As your process gets stronger, and you understand what’s going on while measuring the business outcomes and metrics, this is where you can start to build in more complexity. And then, maybe you’d start incorporating agents.”

Final Thoughts and Best Practices for Data Pipelines

Some overall takeaways for building data pipelines and managing data for agentic;

  • Don’t Get Wrapped Around the Axle: During the implementation process, it’s common to overindex on edge cases
  • Don’t Try to Fit Everything Into an Agile Sprint: Data pipelines likely won’t fit into a traditional Agile sprint, and will require additional maintenance and monitoring
  • Get Working Prototypes and Workflows Before Investing in Tools: Before buying the shiny new data product, it’s a good idea to fully scope out your use case first

The co-founder rattles off a list of final best practices for teams to consider: “For any business project, you need to have clear business metrics of the value your project will bring to help orient your first version against expectations. Also, it’s generally a good idea to never promise 100% of all the things we’ve discussed here, as they probably won’t fit into an Agile sprint context.”

The co-founder suggests that a common pitfall is how easy it is to find use cases for which their scoped data pipeline should theoretically work at 100% efficiency. “Where most people spend most of their time in building and bringing these things into production is working on those edge cases and figuring out: How do I transform the data in the correct way?

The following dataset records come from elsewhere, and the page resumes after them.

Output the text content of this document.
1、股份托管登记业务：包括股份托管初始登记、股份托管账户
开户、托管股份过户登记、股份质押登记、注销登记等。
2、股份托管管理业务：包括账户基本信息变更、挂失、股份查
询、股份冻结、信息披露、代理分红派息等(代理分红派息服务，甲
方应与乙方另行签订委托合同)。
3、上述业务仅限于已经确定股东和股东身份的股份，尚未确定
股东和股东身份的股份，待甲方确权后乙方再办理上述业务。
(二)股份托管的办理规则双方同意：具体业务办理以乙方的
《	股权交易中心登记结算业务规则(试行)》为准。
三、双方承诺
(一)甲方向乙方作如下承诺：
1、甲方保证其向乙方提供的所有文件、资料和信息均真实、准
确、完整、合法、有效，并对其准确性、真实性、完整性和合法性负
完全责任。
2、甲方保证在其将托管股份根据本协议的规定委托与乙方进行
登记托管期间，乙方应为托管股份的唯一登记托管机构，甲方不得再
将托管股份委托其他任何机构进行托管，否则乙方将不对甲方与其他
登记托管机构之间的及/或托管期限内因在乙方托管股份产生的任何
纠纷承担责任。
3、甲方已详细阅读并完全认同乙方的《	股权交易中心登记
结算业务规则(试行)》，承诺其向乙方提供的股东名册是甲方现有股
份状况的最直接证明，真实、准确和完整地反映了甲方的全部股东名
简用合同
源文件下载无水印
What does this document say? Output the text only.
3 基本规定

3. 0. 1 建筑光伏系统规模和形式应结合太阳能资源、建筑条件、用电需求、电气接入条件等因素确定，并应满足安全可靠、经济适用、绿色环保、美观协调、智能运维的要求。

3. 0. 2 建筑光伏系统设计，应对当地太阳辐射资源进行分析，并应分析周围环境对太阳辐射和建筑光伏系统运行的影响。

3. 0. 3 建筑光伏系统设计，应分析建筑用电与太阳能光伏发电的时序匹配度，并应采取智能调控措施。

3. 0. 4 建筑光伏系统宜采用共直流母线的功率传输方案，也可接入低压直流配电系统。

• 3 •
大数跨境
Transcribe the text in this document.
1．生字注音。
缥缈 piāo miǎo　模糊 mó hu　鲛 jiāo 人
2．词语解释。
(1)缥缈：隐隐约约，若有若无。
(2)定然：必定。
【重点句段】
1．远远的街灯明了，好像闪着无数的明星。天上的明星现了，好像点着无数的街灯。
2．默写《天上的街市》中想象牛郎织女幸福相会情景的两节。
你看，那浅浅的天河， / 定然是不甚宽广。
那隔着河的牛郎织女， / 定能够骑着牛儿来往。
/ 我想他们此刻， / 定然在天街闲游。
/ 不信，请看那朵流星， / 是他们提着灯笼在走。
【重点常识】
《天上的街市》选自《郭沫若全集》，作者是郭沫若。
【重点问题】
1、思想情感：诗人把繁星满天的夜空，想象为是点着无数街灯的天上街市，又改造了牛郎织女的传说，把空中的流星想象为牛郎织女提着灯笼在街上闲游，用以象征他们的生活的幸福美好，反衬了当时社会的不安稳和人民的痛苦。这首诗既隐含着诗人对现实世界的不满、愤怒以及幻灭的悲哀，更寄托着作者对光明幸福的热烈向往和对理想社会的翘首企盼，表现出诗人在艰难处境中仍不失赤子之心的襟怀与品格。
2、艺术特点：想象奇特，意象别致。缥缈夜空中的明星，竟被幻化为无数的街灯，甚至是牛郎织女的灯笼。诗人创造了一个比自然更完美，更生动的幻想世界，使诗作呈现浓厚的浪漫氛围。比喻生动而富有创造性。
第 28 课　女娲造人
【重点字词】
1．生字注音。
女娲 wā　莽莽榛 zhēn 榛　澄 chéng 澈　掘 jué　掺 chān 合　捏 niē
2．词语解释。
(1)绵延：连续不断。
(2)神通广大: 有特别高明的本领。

Or, how do I tweak the prompt? Or, what do I need to observe? What are the extra guardrails I need to add to make sure we're providing the customer experience we expect?”

The co-founder reiterates: Data pipeline projects often don’t fit neatly into Agile sprints. “It’s very easy to build a prototype, but harder to productionize it. You need something more of a six-week kind of sprint model, where you allow for not only building a prototype, but also lots of data collection to really understand and measure what the pattern of edge cases is. Basically: What is this product getting wrong most of the time? And, how can we fix it?”

The co-founder notes that these decisions should precede technology choices. “You’ll notice I haven’t mentioned alternatives like vector databases yet. Because that's really about technology being a means serving an end. You need to really understand the failure modes first to really understand what solutions you need.”

It’s also important to realize that data pipelines will become part of your operational infrastructure. “This type of project is not a one-and-done. In traditional software development, it's very easy, within sprint models, to call a feature ‘done’ and leave it as is. You’ve written your tests, you deployed, it’s done. That's not true here, since you need to continue to monitor things, especially your LLM calls.”

“For LLM calls, you need to ensure that you are providing time in your engineering schedule for maintenance, looking at data, and ensuring that things are working. This is something of a carrying cost that is a little different than a regular software engineering delivery model. Overall, a data pipeline project will probably take you a little longer than a standard Agile sprint.”